After a user registers, an email is sent to the user that includes a link:
Code: Select all
http://www.yoursite.com/verify_email.php?code=$confirmationCode
........ if you wanted, you could also include the email address.
Then in verify_email.php, you would pull the $_GET['code'] value and compare in your database to see if it's a match... if you have a match, you have that person's first name, last name and email address they registered with... and since they clicked the link, you know that they have access to that email account... and can mark that person's emailConfirmed to true.
Hope this helps.
P.S. The function uniqid() is a real PHP function. See
http://www.php.net/uniqid/ for more information.
Re: PHP and e-mail confirmation
Posted: Sun Oct 18, 2009 3:37 am
by Puk284
Hi if i'm right in understanding what you mean here is a good tutorial that explains what you are trying to do:
http://www.phpeasystep.com/phptu/24.html
Hope it helps
Re: PHP and e-mail confirmation
Posted: Sun Oct 18, 2009 3:41 am
by Mirge
That also attempts to somewhat explain the process.
Code: Select all
<?
include('config.php');
// Passkey that got from link
$passkey=$_GET['passkey'];
$tbl_name1="temp_members_db";
// Retrieve data from table where row that match this passkey
$sql1="SELECT * FROM $tbl_name1 WHERE confirm_code ='$passkey'";
$result1=mysql_query($sql1);
That's a snippet from the link you mentioned... to the OP: Please take appropriate measures to sanitize user input before using it in MySQL... at minimum, use mysql_real_escape_string(). Note that in the code pulled from the guide above, the code is left vulnerable to SQL injection.
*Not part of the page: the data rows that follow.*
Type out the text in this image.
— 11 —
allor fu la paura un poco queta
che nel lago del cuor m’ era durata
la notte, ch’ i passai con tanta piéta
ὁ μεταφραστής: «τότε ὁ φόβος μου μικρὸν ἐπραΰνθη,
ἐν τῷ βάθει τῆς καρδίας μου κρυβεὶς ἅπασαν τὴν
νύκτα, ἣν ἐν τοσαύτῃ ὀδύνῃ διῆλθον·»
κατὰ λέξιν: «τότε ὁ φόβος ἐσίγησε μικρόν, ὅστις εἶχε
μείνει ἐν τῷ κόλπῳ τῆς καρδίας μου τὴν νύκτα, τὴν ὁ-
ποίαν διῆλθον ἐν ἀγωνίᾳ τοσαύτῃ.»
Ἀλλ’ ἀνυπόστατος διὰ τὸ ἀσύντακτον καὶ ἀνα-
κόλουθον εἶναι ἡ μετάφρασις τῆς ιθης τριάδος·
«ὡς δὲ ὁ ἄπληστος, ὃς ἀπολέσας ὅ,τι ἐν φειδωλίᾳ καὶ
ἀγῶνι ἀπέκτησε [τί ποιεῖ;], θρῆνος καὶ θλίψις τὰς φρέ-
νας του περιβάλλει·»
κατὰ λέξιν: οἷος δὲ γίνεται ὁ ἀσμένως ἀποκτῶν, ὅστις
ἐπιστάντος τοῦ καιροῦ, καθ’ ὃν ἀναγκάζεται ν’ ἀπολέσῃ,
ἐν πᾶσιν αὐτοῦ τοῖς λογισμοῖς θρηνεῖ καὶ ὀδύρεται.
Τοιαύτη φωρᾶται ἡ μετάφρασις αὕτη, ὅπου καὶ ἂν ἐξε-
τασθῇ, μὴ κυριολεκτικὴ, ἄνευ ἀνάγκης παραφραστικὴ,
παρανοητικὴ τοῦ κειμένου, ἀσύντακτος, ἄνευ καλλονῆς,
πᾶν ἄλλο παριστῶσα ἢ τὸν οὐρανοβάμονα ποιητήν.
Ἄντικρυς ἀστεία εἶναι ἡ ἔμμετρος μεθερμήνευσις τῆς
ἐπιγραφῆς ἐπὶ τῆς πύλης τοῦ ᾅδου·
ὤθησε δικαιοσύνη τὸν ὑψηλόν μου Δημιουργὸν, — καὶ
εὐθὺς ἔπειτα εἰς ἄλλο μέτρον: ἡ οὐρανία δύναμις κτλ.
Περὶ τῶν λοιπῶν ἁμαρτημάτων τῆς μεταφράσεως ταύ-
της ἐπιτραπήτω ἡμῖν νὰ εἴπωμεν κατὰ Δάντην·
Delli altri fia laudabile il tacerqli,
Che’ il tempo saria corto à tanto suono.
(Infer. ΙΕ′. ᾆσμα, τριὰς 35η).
Re: PHP and e-mail confirmation
Posted: Sun Oct 18, 2009 3:53 am
by Jafil21
Yes, I've been studying SQL Injection for a while now and am looking forward to finding some procedural PHP code to explain the musql_prepare() function, as I've been learning procedural PHP up until now.
Thank you all for your efforts.
//One last question, if possible: I assume that the $_GET['code'] variable is some sort of global php variable that holds the values of the URL right after the ".php" part, correct? In the above example, with the URL
Code: Select all
http://www.yoursite.com/verify_email.ph ... mationCode
Would $_GET['code'] hold the contents of $confirmationCode?
Re: PHP and e-mail confirmation
Posted: Sun Oct 18, 2009 9:50 am
by Eric!
Jafil21 wrote:Code: Select all
http://www.yoursite.com/verify_email.php?code=$confirmationCode
Would $_GET['code'] hold the contents of $confirmationCode?
Yup, more or less whatever is on the other side of "code=" will be assigned to $_GET['code'] up until the next deliminator (& symbol).